31-Jul-2025
Monkeypox virus (MPXV), a DNA virus endemic to Central and West Africa, caused an unexpected multi-country outbreak in 2022, dominated by a less virulent but more transmissible lineage. While this lineage generally caused milder disease, it spread widely in non-endemic regions. In this study, supported by ISIDORe, this outbreak strain was compared with two previously studied Clade II isolates: USA 2003 and WRAIR 7-61, using multi-omics and cellular assays to investigate viral adaptation.
To support their multi-omics approach, the team collaborated with the Instruct Facility, the proteomics Unit at the University of Helsinki to conduct the proteomic and phospho-proteomic analyses of MPXV-infected cell lysates, enabling high-resolution mapping of both viral protein expression and host cell phosphorylation responses. These comparisons help clarify whether the Clade IIb strain's enhanced spread is linked to changes in viral growth, host protein modulation, or immune evasion mechanisms.
Using mouse embryonic fibroblasts (MEFs), the researchers conducted plaque assays and measured intracellular and extracellular viral titers over time. They found that 2022 MPXV replicates more slowly than the other two strains, forming significantly smaller plaques and producing lower titers. In contrast, USA 2003 demonstrated the most aggressive phenotype, forming large comet-shaped plaques characteristic of high extracellular virus release. This suggests that despite lower replication, the 2022 virus may have developed alternative mechanisms for spread.
Figure 1. Proteomic analysis displays differential protein expression between 2022 MPXV previous Clade II strains. (A) Volcano Plot representing Log2 Fold Change and Adjusted p Value proteins in infected MEF cells with clade II MPXV strains compared with noninfected MEFs. Upregulated proteins are colored red, downregulated blue, viral proteins are orange, and false values are gray. Most relevant hits are labeled. (B) Pie chart displaying the number of true and false values identified. (C) Venn diagram of differentially expressed proteins across MPXV strain infection in MEF cells. (D) Graph indicating quantity of upregulated/downregulated proteins (E) Heat Map displaying Log2 Fold Change values of viral proteins in infected MEF cells with Clade II MPXV strains compared with noninfected MEFs. Experiments were conducted with four replicates of infected protein extracts.
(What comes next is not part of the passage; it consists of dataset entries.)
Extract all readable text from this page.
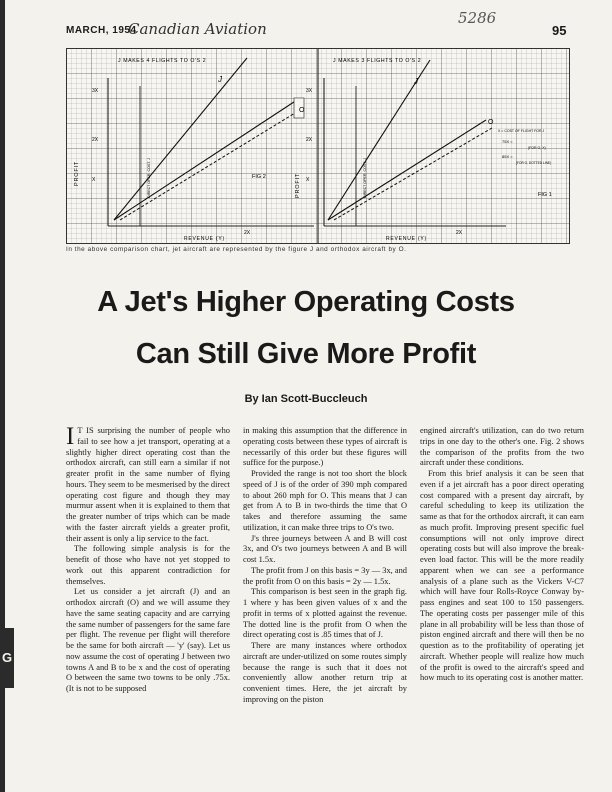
G
MARCH, 1954
Canadian Aviation
5286
95
J
O
J MAKES 4 FLIGHTS TO O'S 2
3X
2X
X
2X
REVENUE (Y)
PROFIT	DIRECT OPER. COST, J	FIG 2
J
O
J MAKES 3 FLIGHTS TO O'S 2
3X
2X
X
2X
REVENUE (Y)
PROFIT	DIRECT OPER. COST, J
X = COST OF FLIGHT FOR J
75X =
(FOR O, X)
85X =
(FOR O, DOTTED LINE)
FIG 1
In the above comparison chart, jet aircraft are represented by the figure J and orthodox aircraft by O.
A Jet's Higher Operating Costs
Can Still Give More Profit
By Ian Scott-Buccleuch

I T IS surprising the number of people who fail to see how a jet transport, operating at a slightly higher direct operating cost than the orthodox aircraft, can still earn a similar if not greater profit in the same number of flying hours. They seem to be mesmerised by the direct operating cost figure and though they may murmur assent when it is explained to them that the greater number of trips which can be made with the faster aircraft yields a greater profit, their assent is only a lip service to the fact.

The following simple analysis is for the benefit of those who have not yet stopped to work out this apparent contradiction for themselves.

Let us consider a jet aircraft (J) and an orthodox aircraft (O) and we will assume they have the same seating capacity and are carrying the same number of passengers for the same fare per flight. The revenue per flight will therefore be the same for both aircraft — 'y' (say). Let us now assume the cost of operating J between two towns A and B to be x and the cost of operating O between the same two towns to be only .75x. (It is not to be supposed

in making this assumption that the difference in operating costs between these types of aircraft is necessarily of this order but these figures will suffice for the purpose.)

Provided the range is not too short the block speed of J is of the order of 390 mph compared to about 260 mph for O. This means that J can get from A to B in two-thirds the time that O takes and therefore assuming the same utilization, it can make three trips to O's two.

J's three journeys between A and B will cost 3x, and O's two journeys between A and B will cost 1.5x.

The profit from J on this basis = 3y — 3x, and the profit from O on this basis = 2y — 1.5x.

This comparison is best seen in the graph fig. 1 where y has been given values of x and the profit in terms of x plotted against the revenue. The dotted line is the profit from O when the direct operating cost is .85 times that of J.

There are many instances where orthodox aircraft are under-utilized on some routes simply because the range is such that it does not conveniently allow another return trip at convenient times. Here, the jet aircraft by improving on the piston

engined aircraft's utilization, can do two return trips in one day to the other's one. Fig. 2 shows the comparison of the profits from the two aircraft under these conditions.

From this brief analysis it can be seen that even if a jet aircraft has a poor direct operating cost compared with a present day aircraft, by careful scheduling to keep its utilization the same as that for the orthodox aircraft, it can earn as much profit. Improving present specific fuel consumptions will not only improve direct operating costs but will also improve the break-even load factor. This will be the more readily apparent when we can see a performance analysis of a plane such as the Vickers V-C7 which will have four Rolls-Royce Conway by-pass engines and seat 100 to 150 passengers. The operating costs per passenger mile of this plane in all probability will be less than those of piston engined aircraft and there will then be no question as to the profitability of operating jet aircraft. Whether people will realize how much of the profit is owed to the aircraft's speed and how much to its operating cost is another matter.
Comprehensive proteomic analysis using high-resolution mass spectrometry (Figure 1) revealed that the 2022 strain expresses lower viral protein levels compared to USA 2003 and WRAIR 7-61. Interestingly, certain proteins (e.g. O1, K1, and J2) were elevated in the 2022 strain, indicating a shift toward host immune evasion. Biological process pathway enrichment analysis of host proteins also showed increased modulation of the actin cytoskeleton and supermolecular fiber organization, which are critical for viral trafficking.
Phospho-proteomic analysis showed the highest amount of phosphorylayted proteins for the 2022 strain, with numerous altered phosphorylation sites. Most notably, the transcription factor FOXO1—associated with glucose metabolism and cellular stress responses—was hypophosphorylated following infection with 2022 MPX. This indicated that OXPHOS pathway is highly involved in viral replication as it has been previously shown.
It was noted that these molecular adaptations may explain the enhanced transmission of Clade IIb without requiring increased virulence. The authors caution that if similar adaptations arise in the more pathogenic Clade I viruses, the public health impact could be substantial.
This study highlights the importance of continuous molecular surveillance and the need for experimental systems that evaluate both viral fitness and host manipulation. Such insights are crucial for predicting the evolution of MPXV and prevention of MPOX outbreaks in the future.